At a forum marking the anniversary of perhaps the greatest Jewish military victory since the Maccabees, and its impact today, Ambassador Dennis Ross, the American diplomat who advised four presidents on the Mideast, noted that in the days leading up to the war, with Egyptian President Gamel Abdel Nasser threatening to drive Israel into the sea, the U.S. and the United Nations were passive.
President Lyndon Johnson was “emotionally committed to Israel,” Ross told a rapt audience of more than 900 people last Thursday evening at the forum, co-sponsored by The Jewish Week and UJA-Federation at the Temple Emanu-El Streicker Center. “But the U.S. did nothing,” he said. “The short-answer why: Vietnam.” (see photos from the event below.)
Ross recalled that the U.S. had 550,000 troops in Southeast Asia at the time and the White House and military were “totally consumed” with that war.
That reality — the fact that Israel was virtually alone — added to the growing sense of dread among Israelis and their supporters. Yossi Klein Halevi, then 13 years old (and simply Yossi Klein), living in Brooklyn with his Holocaust-survivor parents, remembers his father’s message: “It can happen again.”
Klein Halevi, a journalist and author living in Israel for the last 35 years who was paired with Ross in a conversation moderated by UJA-Federation CEO Eric Goldstein, said he still thinks of two categories of Jews today: the May ’67 ones, who fear the worst, believe Jews are vulnerable and alone, and the June ’67 ones, who believe the equation changed after Israel’s victory and, said Klein Halevi, instilling more pride, leading to an Israel that today boasts almost 45 percent of world Jewry. “We need to own our success and take moral responsibility for our power,” he said.

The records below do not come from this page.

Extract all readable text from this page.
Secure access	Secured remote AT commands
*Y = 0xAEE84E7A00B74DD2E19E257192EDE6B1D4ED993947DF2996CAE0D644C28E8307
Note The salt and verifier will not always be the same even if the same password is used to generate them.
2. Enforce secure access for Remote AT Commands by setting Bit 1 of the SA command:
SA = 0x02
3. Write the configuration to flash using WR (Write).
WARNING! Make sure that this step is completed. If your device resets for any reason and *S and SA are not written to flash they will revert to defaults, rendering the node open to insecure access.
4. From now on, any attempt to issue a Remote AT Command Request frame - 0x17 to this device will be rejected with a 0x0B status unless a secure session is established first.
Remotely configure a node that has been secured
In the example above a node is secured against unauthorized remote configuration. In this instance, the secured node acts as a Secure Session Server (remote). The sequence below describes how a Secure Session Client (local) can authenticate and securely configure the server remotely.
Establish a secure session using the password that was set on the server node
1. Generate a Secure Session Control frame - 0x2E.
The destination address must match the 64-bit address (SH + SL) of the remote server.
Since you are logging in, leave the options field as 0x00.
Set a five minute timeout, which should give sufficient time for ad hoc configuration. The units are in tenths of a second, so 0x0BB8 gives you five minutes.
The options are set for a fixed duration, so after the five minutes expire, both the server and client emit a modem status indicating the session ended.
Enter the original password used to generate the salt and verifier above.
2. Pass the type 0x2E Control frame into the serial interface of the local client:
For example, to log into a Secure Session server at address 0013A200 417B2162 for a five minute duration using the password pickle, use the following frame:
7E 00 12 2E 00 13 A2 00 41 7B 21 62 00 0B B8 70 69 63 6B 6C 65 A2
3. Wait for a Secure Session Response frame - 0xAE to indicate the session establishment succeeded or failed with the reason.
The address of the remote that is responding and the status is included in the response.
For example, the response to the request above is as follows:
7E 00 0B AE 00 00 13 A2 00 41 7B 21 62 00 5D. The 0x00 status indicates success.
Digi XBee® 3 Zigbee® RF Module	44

Ross was a freshman at UCLA and already interested in foreign affairs when war broke out in the Mideast in 1967. He said the war “validated my belief” that America’s deep involvement in Vietnam prevented the U.S. from playing an important role in other parts of the world.

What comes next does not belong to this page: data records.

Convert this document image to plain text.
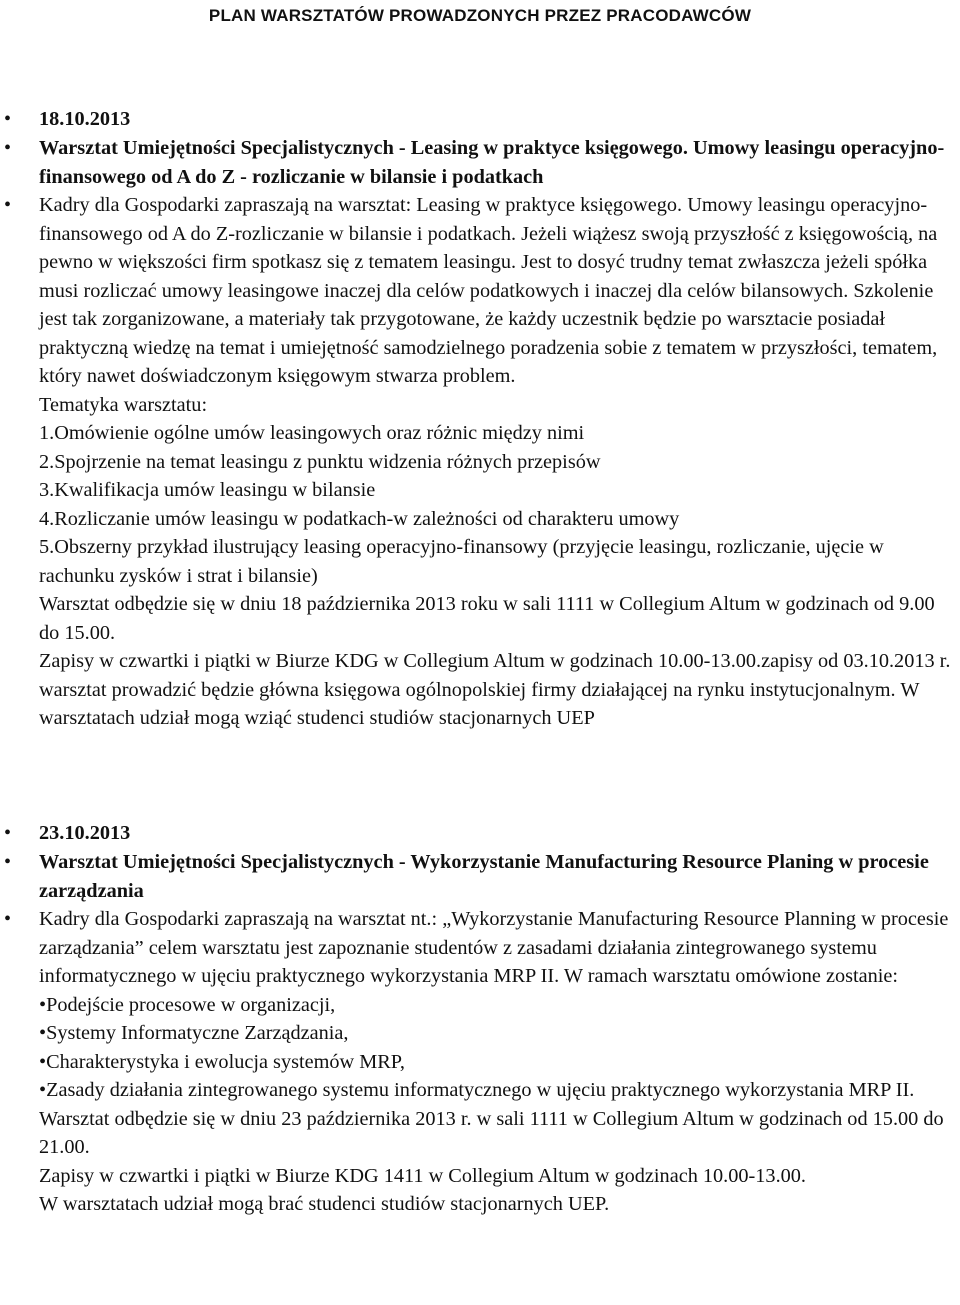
PLAN WARSZTATÓW PROWADZONYCH PRZEZ PRACODAWCÓW
•	18.10.2013
•	Warsztat Umiejętności Specjalistycznych - Leasing w praktyce księgowego. Umowy leasingu operacyjno-finansowego od A do Z - rozliczanie w bilansie i podatkach
•	Kadry dla Gospodarki zapraszają na warsztat: Leasing w praktyce księgowego. Umowy leasingu operacyjno-finansowego od A do Z-rozliczanie w bilansie i podatkach. Jeżeli wiążesz swoją przyszłość z księgowością, na pewno w większości firm spotkasz się z tematem leasingu. Jest to dosyć trudny temat zwłaszcza jeżeli spółka musi rozliczać umowy leasingowe inaczej dla celów podatkowych i inaczej dla celów bilansowych. Szkolenie jest tak zorganizowane, a materiały tak przygotowane, że każdy uczestnik będzie po warsztacie posiadał praktyczną wiedzę na temat i umiejętność samodzielnego poradzenia sobie z tematem w przyszłości, tematem, który nawet doświadczonym księgowym stwarza problem.
Tematyka warsztatu:
1.Omówienie ogólne umów leasingowych oraz różnic między nimi
2.Spojrzenie na temat leasingu z punktu widzenia różnych przepisów
3.Kwalifikacja umów leasingu w bilansie
4.Rozliczanie umów leasingu w podatkach-w zależności od charakteru umowy
5.Obszerny przykład ilustrujący leasing operacyjno-finansowy (przyjęcie leasingu, rozliczanie, ujęcie w rachunku zysków i strat i bilansie)
Warsztat odbędzie się w dniu 18 października 2013 roku w sali 1111 w Collegium Altum w godzinach od 9.00 do 15.00.
Zapisy w czwartki i piątki w Biurze KDG w Collegium Altum w godzinach 10.00-13.00.zapisy od 03.10.2013 r.
warsztat prowadzić będzie główna księgowa ogólnopolskiej firmy działającej na rynku instytucjonalnym. W warsztatach udział mogą wziąć studenci studiów stacjonarnych UEP
•	23.10.2013
•	Warsztat Umiejętności Specjalistycznych - Wykorzystanie Manufacturing Resource Planing w procesie zarządzania
•	Kadry dla Gospodarki zapraszają na warsztat nt.: „Wykorzystanie Manufacturing Resource Planning w procesie zarządzania” celem warsztatu jest zapoznanie studentów z zasadami działania zintegrowanego systemu informatycznego w ujęciu praktycznego wykorzystania MRP II. W ramach warsztatu omówione zostanie:
•Podejście procesowe w organizacji,
•Systemy Informatyczne Zarządzania,
•Charakterystyka i ewolucja systemów MRP,
•Zasady działania zintegrowanego systemu informatycznego w ujęciu praktycznego wykorzystania MRP II.
Warsztat odbędzie się w dniu 23 października 2013 r. w sali 1111 w Collegium Altum w godzinach od 15.00 do 21.00.
Zapisy w czwartki i piątki w Biurze KDG 1411 w Collegium Altum w godzinach 10.00-13.00.
W warsztatach udział mogą brać studenci studiów stacjonarnych UEP.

The Six-Day War stirred his emotions, said Ross, who grew up in a secular home. “It triggered my interest in the Mideast and helped define who I was.”
He visits campuses frequently today and meets young Jews who have little connection to the Holocaust or the State of Israel, he said. “I tell them you can be critical of Israeli policy” and still support Israel. “We’re much too small to exclude, and to be divided,” he said. Ross and Klein Halevi believe there is little chance for peace between Israel and the Palestinians today, especially with Hamas controlling Gaza. They call for incremental steps, working toward the potential for peace in the future.
May ’67 Jews see patience with Israel waning, on the international level and among some of our youth; June ’67 Jews say Israel is strong and growing, and that the miracle of the Six-Day War was neither the first nor the last in our eternal history.